Karl von Valois hadert mit dem Schicksal, zweifelt an seiner Sendung, galt er doch dem eigenen Vater als Frucht eines Fehltritts der Königin. Die Stadt Orleans kann der Belagerung durch die Engländer kaum noch standhalten.
Da tritt Gilles de Rais vor ihn und kündigt das Kommen des erleuchteten Hirtenmädchens an. Man stellt sie auf die Probe: Johanna erweist ihre Hellsicht, indem sie die Knie vor dem rechtmäßigen König beugt: »Du bist der wahre Erbe Frankreichs← Blaubart spendet sein Vermögen für den Feldzug nach Orléans. Johanna will mit einer Fahne an der Spitze reiten; im Zeichen von »Jesus und Maria«.

Orléans ist befreit, die Königskrönung in Reims steht bevor. Der Herzog La Trémouille sinniert über die Folgen des Krieges: Übles Gesindel zeigt sich allenthalben: Doch er ist gewiß: Johanna wird fallen!

Siegesfanfaren begleiten die Krönungsfeierlichkeiten in Reims. Johannas Vater auf der Suche nach seiner Tochter. Die Jungfrau drängt sich durch das Menschenmassen in seine Arme: Sie will auch in Zukunft nur den Stimmen der Heiligen folgen. Sie trägt die siegreiche Fahne voraus in die Kathedrale. La Trémouille beschwört indes ihren Untergang. Doch noch steht die Jungfrau triumphierend an der Seite des gekrönten Königs.

Im Wald von Compiègne hat vernimmt Johanna erneut die göttlichen Stimmen: Sie muß bereit sein, Leiden auf sich zu nehmen, denn sie hat dem irdischen Drängen nachgegeben, und hat gegen die göttliche Weisung und daher vergeblich auch Paris zu stürmen versucht. Gilles de Rais mahnt Johanna, sich nicht so nah dem Feind aufzuhalten. Doch im Bewußtsein ihrer Sendung, wendet sich Johanna erneut gegen die Engländer. Sie gerät in Gefangenschaft, während Blaubart entkommt.

Unter der Folter hat Johanna all ihre Aussagen über ihren göttlichen Auftrag widerrufen und sich selbst der Lüge und des Meineids bezichtigt. Sie hatte gehofft, sich damit freizukaufen. Doch der Vikar Inquisitor teilt ihr das Urteil mit: Lebenslang wird sie im Kerker in Ketten liegen. Die Stimmen der Heiligen Katharina und Margareta verkünden, was ihr Widerruf angerichtet hat: Ihre Mitstreiter liegen in Agonie, der König ist verzweifelt und La Trémouille triumphiert. Sankt Michael zeigt ihr in einer Vision den für sie bestimmten Scheiterhaufen auf dem Marktplatz von Rouen und die jubelnde Menschenmenge. Johanna begreift: Sie muß ihr Schicksal annehmen. Als Blaubart erscheint, um sie zu befreien, weist sie ihn zurück.

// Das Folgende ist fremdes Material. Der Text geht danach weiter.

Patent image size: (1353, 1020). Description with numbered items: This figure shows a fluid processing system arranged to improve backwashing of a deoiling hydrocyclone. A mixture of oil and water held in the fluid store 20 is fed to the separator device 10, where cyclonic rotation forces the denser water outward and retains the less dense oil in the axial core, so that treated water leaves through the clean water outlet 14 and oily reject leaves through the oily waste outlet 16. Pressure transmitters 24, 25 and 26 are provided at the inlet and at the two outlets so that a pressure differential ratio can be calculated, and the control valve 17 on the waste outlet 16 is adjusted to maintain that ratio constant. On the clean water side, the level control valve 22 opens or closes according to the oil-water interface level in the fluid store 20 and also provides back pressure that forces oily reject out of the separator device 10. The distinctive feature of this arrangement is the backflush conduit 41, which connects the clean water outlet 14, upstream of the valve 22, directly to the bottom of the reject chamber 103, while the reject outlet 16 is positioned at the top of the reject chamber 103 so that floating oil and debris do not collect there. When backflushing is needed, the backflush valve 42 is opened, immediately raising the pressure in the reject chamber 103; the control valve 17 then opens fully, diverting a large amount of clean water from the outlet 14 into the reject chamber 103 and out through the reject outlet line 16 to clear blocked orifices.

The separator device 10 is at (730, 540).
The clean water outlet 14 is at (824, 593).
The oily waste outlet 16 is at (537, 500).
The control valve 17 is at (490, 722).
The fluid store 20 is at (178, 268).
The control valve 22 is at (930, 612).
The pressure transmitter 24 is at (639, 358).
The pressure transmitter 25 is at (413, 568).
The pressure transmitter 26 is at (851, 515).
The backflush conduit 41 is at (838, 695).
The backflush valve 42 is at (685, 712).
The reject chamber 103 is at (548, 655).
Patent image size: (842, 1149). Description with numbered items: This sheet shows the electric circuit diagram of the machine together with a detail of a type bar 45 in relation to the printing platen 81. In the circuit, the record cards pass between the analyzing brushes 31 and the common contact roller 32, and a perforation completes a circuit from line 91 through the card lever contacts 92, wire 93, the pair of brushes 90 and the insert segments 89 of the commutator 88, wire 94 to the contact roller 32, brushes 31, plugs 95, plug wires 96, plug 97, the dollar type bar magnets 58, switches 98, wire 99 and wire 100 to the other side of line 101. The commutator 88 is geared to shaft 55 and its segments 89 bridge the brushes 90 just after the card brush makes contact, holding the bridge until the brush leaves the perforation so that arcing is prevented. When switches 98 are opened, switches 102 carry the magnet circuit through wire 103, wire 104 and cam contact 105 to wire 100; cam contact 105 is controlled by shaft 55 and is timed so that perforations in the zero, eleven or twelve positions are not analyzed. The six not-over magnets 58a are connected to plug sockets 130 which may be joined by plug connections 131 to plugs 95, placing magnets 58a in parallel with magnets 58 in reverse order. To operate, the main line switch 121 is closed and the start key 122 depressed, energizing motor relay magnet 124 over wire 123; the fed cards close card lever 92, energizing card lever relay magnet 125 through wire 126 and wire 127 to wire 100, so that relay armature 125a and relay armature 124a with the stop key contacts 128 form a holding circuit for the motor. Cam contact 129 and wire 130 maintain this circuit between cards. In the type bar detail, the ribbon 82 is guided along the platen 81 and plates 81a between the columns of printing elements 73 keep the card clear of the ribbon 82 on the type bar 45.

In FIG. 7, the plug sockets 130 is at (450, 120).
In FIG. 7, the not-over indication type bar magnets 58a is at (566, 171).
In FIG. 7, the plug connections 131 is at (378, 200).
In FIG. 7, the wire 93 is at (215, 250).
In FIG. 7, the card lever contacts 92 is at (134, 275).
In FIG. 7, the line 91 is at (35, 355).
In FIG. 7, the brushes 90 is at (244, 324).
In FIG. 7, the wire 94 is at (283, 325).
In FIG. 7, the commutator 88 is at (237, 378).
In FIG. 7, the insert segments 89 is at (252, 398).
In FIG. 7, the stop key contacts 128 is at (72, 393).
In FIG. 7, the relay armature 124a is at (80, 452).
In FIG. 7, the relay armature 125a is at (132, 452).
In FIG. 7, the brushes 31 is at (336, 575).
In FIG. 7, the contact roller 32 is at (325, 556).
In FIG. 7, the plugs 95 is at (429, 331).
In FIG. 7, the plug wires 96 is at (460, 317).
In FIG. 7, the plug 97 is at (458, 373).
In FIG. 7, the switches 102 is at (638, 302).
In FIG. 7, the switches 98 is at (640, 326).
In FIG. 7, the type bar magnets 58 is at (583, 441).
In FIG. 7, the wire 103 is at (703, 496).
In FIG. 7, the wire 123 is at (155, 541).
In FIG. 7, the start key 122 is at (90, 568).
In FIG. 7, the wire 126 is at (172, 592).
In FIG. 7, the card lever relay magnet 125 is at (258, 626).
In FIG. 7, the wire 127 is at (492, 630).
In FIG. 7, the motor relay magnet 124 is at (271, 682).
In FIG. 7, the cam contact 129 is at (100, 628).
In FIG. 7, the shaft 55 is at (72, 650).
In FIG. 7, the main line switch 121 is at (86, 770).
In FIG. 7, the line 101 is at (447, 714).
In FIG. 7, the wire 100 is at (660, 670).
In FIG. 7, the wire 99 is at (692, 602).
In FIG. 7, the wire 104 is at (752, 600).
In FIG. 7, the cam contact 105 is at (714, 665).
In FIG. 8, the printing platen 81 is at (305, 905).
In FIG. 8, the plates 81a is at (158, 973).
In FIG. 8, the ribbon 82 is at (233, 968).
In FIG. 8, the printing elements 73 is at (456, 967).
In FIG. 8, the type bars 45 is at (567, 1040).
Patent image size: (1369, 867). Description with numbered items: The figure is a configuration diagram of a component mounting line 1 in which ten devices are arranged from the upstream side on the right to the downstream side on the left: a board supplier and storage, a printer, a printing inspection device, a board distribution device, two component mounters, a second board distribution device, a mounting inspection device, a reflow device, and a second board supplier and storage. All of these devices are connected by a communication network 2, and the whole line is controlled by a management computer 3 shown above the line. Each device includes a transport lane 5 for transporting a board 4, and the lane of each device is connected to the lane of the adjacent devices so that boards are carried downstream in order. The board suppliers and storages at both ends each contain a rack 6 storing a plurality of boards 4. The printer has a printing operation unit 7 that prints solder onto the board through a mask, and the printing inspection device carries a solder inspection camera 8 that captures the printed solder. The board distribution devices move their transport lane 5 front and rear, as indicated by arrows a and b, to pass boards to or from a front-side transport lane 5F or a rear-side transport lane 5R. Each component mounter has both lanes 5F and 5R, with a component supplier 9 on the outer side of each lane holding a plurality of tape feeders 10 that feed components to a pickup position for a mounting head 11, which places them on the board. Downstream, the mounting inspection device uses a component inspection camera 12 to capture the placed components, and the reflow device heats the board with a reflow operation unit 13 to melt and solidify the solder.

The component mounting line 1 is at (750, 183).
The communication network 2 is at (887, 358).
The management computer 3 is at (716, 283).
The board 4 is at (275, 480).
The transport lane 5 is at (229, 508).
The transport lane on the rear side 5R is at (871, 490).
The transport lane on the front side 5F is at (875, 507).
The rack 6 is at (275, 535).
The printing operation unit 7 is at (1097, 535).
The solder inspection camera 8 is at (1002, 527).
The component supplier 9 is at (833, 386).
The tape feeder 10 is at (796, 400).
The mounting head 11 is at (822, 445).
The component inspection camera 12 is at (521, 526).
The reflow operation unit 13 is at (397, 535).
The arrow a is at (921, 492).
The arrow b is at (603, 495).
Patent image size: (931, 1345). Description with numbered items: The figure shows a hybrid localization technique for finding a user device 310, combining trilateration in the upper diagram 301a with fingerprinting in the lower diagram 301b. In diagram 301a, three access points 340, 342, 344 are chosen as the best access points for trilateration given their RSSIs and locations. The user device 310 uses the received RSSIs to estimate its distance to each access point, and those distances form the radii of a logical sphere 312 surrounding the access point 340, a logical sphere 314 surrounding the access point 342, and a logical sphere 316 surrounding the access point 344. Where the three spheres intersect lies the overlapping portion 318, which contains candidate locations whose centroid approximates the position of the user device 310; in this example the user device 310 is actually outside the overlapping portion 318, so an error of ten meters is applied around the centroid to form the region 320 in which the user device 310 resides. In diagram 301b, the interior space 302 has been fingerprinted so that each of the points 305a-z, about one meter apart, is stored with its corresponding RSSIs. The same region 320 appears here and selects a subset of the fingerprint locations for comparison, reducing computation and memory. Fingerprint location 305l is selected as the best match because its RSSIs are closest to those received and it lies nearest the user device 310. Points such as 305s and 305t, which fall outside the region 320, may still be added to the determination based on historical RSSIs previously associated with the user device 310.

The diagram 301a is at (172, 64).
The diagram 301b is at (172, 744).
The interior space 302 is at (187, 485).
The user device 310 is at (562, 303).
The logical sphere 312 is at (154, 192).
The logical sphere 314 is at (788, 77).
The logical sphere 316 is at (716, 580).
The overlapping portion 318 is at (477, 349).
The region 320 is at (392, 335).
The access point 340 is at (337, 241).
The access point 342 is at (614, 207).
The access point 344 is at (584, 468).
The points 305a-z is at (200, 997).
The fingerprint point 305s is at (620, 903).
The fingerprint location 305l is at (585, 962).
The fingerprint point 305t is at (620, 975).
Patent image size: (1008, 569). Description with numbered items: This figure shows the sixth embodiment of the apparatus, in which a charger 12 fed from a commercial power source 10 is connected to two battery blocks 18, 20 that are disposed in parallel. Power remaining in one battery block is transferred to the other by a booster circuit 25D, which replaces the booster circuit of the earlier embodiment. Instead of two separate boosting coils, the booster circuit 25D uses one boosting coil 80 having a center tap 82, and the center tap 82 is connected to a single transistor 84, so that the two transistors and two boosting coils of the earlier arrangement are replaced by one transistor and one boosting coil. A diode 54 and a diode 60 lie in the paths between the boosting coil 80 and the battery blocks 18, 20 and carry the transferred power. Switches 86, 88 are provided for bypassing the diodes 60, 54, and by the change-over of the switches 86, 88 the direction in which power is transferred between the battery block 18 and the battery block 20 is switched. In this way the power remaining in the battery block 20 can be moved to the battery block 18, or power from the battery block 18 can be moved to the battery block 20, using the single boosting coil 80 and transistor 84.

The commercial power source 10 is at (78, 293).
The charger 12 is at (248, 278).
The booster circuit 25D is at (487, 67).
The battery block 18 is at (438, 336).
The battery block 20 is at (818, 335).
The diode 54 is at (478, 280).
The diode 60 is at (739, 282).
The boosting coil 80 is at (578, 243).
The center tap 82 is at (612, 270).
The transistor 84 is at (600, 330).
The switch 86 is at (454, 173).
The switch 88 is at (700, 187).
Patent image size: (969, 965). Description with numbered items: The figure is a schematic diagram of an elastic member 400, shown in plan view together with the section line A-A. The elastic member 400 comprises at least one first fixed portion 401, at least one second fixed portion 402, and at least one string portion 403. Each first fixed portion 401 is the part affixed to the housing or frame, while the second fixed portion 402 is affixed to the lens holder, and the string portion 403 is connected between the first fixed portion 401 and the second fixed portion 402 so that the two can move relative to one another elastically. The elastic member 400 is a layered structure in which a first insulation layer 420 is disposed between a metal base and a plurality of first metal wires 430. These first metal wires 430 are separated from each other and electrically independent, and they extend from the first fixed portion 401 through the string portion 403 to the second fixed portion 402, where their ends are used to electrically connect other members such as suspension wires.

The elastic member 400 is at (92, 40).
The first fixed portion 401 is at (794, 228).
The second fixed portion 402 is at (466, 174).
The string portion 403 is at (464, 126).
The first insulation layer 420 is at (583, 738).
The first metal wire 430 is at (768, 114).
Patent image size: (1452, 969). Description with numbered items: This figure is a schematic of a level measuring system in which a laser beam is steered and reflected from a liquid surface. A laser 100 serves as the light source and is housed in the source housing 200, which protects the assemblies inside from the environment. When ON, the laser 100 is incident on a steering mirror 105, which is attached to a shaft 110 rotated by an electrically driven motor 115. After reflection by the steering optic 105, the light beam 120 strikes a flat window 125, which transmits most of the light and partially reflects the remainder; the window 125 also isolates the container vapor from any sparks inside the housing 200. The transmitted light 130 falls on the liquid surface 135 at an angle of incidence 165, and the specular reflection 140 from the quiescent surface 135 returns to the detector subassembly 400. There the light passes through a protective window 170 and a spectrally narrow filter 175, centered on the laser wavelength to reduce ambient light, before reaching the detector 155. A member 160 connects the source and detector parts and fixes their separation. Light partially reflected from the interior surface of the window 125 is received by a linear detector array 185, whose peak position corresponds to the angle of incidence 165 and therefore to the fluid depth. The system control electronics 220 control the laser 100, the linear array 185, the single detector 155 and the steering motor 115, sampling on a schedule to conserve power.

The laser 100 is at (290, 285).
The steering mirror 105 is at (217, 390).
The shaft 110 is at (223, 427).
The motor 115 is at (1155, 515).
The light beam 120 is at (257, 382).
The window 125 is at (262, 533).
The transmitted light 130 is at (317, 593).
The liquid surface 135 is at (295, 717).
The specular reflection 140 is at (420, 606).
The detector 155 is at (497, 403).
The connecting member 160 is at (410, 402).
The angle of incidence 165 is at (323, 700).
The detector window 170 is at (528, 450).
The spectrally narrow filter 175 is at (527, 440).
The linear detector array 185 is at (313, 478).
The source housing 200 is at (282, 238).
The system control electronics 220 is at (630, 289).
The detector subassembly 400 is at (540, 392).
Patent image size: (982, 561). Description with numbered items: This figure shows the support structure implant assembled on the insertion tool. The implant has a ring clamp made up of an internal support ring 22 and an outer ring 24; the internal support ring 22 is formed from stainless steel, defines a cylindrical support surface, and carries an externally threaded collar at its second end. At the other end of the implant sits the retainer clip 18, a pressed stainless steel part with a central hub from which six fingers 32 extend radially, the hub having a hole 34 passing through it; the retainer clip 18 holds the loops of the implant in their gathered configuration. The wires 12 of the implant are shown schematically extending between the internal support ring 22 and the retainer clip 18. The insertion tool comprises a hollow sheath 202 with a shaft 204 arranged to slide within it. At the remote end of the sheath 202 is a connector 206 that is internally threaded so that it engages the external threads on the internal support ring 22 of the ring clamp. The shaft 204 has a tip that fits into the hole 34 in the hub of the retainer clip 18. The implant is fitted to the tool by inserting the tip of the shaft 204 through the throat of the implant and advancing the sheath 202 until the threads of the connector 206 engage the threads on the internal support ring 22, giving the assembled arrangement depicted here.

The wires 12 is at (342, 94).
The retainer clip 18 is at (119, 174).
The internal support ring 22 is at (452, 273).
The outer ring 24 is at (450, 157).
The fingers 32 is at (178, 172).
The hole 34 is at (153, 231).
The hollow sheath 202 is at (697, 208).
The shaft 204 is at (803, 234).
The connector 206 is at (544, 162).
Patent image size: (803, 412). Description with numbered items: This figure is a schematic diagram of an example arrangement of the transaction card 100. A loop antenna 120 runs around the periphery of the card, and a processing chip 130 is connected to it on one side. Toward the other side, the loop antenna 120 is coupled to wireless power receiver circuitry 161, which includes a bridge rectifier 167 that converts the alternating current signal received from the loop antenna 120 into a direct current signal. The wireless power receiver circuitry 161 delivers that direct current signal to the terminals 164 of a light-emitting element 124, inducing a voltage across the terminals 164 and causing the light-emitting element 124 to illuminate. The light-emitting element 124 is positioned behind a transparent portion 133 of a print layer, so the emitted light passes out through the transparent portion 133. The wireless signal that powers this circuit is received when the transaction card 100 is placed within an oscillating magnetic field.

Bischof Cauchon triumphierend angesichts des Erfolgs des von ihm geführten Hexenprozesses: Johanna hat durch ihren Widerruf die Bedeutung ihres Wirkens zunichte gemacht. Doch sie konnte sich im Kerker von den Ketten befreien und versichert nun, lediglich abgeschworen zu haben, um ihr Leben zu retten. Wahrhaftig hätte Gott sie gesandt. Damit besiegelt sie ihr Todesurteil.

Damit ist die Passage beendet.